Here at the embassy we try to support Icelandic cultural events every month. I came to Berlin in August 2016 and was already involved in numerous cultural programs and events. I had the privilege of seeing Junius Meyvant and the Rockband KALEO in concerts here in Berlin. The world-class pianist Víkingur Heiðar Ólafsson played at the Elbphilharmonie, where the NDR presented the "Into Iceland music festival” in Hamburg early February, where many wonderful artists performed. And right now we are organizing an event with Egill Sæbjörnsson, a Berlin based Icelandic visual artist who will represent Iceland at the Venice Biannual this year. Shortly after that I will attend the Icelandic film "Into the Volcano" on the Men’s National Football Team which will be an opening film at the 11 mm Film Festival on 30 March.
The world-famous artist Olafur Eliasson has his studio in Berlin as well as the film music composer Johann Johannson, who was nominated for an Oscar last year. You wouldn’t believe the amount of high level cultural event happening around and in cooperation with the Embassy. Finally, I should not to forget there are around 60.000 Icelandic horses in Germany and I consider each one of them to be a fantastic "ambassador" for Iceland. Soon we will start preparing for the next World championship of Icelandic horses in 2019 in Berlin.
“Iceland is continually ranked as one of the most highly developed societies in the world.”

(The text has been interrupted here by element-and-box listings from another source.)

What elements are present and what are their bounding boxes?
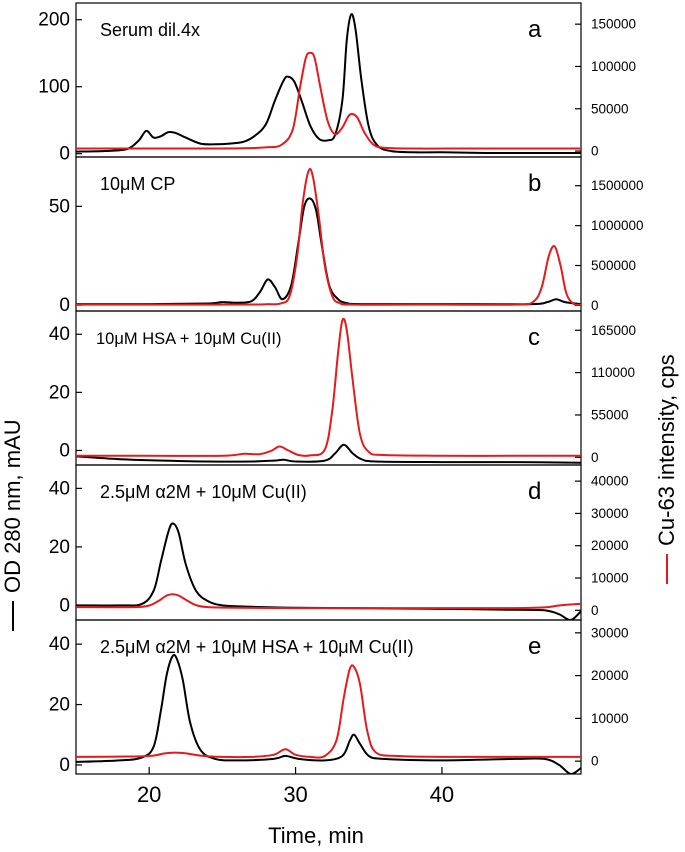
panel-a: 0 100 200 0 50000 100000 150000 Serum dil.4x a (38, 2, 636, 165)
y-right-tick-label: 165000 (591, 323, 636, 338)
y-right-tick-label: 40000 (591, 474, 629, 489)
x-axis: 20 30 40 (137, 767, 454, 807)
y-left-tick-label: 0 (59, 295, 70, 316)
y-left-tick-label: 40 (49, 634, 70, 655)
y-left-tick-label: 20 (49, 382, 70, 403)
panel-letter: e (528, 633, 541, 660)
y-left-tick-label: 20 (49, 537, 70, 558)
y-right-tick-label: 100000 (591, 59, 636, 74)
y-right-tick-label: 150000 (591, 17, 636, 32)
cu63-series-e (76, 664, 581, 759)
y-left-tick-label: 0 (59, 755, 70, 776)
y-right-tick-label: 20000 (591, 538, 629, 553)
y-right-tick-label: 55000 (591, 407, 629, 422)
od280-series-c (76, 443, 581, 464)
y-left-tick-label: 0 (59, 144, 70, 165)
y-left-tick-label: 100 (38, 77, 70, 98)
panel-d: 0 20 40 0 10000 20000 30000 40000 2.5μM α2M + 10… (49, 464, 629, 621)
y-right-tick-label: 1500000 (591, 178, 644, 193)
y-left-tick-label: 40 (49, 324, 70, 345)
y-right-axis-title: Cu-63 intensity, cps (654, 354, 679, 546)
y-left-tick-label: 200 (38, 10, 70, 31)
y-right-tick-label: 20000 (591, 668, 629, 683)
panel-letter: a (528, 16, 542, 43)
y-right-tick-label: 10000 (591, 711, 629, 726)
od280-series-d (76, 522, 581, 620)
y-left-tick-label: 0 (59, 440, 70, 461)
panel-annotation: 10μM HSA + 10μM Cu(II) (96, 330, 281, 348)
x-tick-label: 40 (430, 782, 454, 807)
od280-series-a (76, 13, 581, 155)
y-right-tick-label: 30000 (591, 506, 629, 521)
y-right-axis-title-group: Cu-63 intensity, cps (654, 354, 679, 584)
y-right-tick-label: 0 (591, 144, 599, 159)
y-left-tick-label: 50 (49, 196, 70, 217)
panel-annotation: 10μM CP (100, 174, 175, 194)
cu63-series-c (76, 317, 581, 457)
panel-b: 0 50 0 500000 1000000 1500000 10μM CP b (49, 156, 644, 316)
y-left-tick-label: 0 (59, 595, 70, 616)
od280-series-e (76, 654, 581, 774)
panel-frame (75, 619, 582, 775)
panel-annotation: Serum dil.4x (100, 20, 200, 40)
y-right-tick-label: 30000 (591, 625, 629, 640)
y-right-tick-label: 110000 (591, 365, 635, 380)
cu63-series-d (76, 593, 581, 610)
panel-letter: b (528, 170, 541, 197)
cu63-series-a (76, 51, 581, 150)
panel-annotation: 2.5μM α2M + 10μM HSA + 10μM Cu(II) (100, 637, 414, 657)
y-left-tick-label: 40 (49, 478, 70, 499)
panel-letter: d (528, 478, 541, 505)
panel-letter: c (528, 324, 540, 351)
y-right-tick-label: 0 (591, 603, 599, 618)
y-right-tick-label: 0 (591, 754, 599, 769)
y-right-tick-label: 1000000 (591, 218, 644, 233)
x-axis-title: Time, min (268, 823, 364, 848)
panel-annotation: 2.5μM α2M + 10μM Cu(II) (100, 482, 307, 502)
y-right-tick-label: 50000 (591, 101, 629, 116)
panel-e: 0 20 40 0 10000 20000 30000 2.5μM α2M + 10μM HS… (49, 619, 629, 776)
y-right-tick-label: 500000 (591, 258, 636, 273)
panel-c: 0 20 40 0 55000 110000 165000 10μM HSA + 10μM C… (49, 310, 636, 466)
x-tick-label: 30 (283, 782, 307, 807)
od280-series-b (76, 197, 581, 306)
y-left-tick-label: 20 (49, 695, 70, 716)
y-right-tick-label: 0 (591, 450, 599, 465)
cu63-series-b (76, 167, 581, 306)
y-left-axis-title: OD 280 nm, mAU (0, 419, 25, 593)
y-left-axis-title-group: OD 280 nm, mAU (0, 419, 25, 631)
x-tick-label: 20 (137, 782, 161, 807)
y-right-tick-label: 10000 (591, 571, 629, 586)
y-right-tick-label: 0 (591, 298, 599, 313)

As Iceland's meanwhile largest industry tourism has become an increasingly important sector. Glaciers, volcanoes, geysers or whale watching make the heart of every nature lover beat faster. What tourist highlights would you personally recommend?
Every part of the country has its charm and the diversity of our nature varies a lot. In the middle of the country you can feel the quietness of untouched nature like vast lava fields, the mighty glaciers or powerful rivers. After an exhausting day you can take a dip in a natural geothermal pool. If I were to mention a couple of must-sees, I would single out the Westfjords – Iceland’s north-west corner, which is a world of its own and one of Iceland’s best kept secrets. Isolation has preserved the region in unspoiled wilderness. Largely uninhabited it offers a nature reserve where you can see many rare bird species, the Arctic fox and a unique fauna apart from a rich cultural heritage and the regional cuisine.
The Westman Islands lie off the south coast of Iceland accessible by ferry or plane. The only inhabited island, Heimaey is a major fishing centre. It is a volcanic island and the last eruption took place in 1973 where all its population of 5300 had been evacuated overnight to the mainland. It is surrounded by mountains, puffins and other seabirds, and it has one of the most extraordinary 18 hole golf courses in the world and a state of the art Volcano Museum, Eldheimar.
But let me wrap up my answers by picking up where we started. There is one thing that is very special about Iceland and has not changed in the past 30 years. We still believe in fairies, trolls and invisible elves. We still believe in Nature.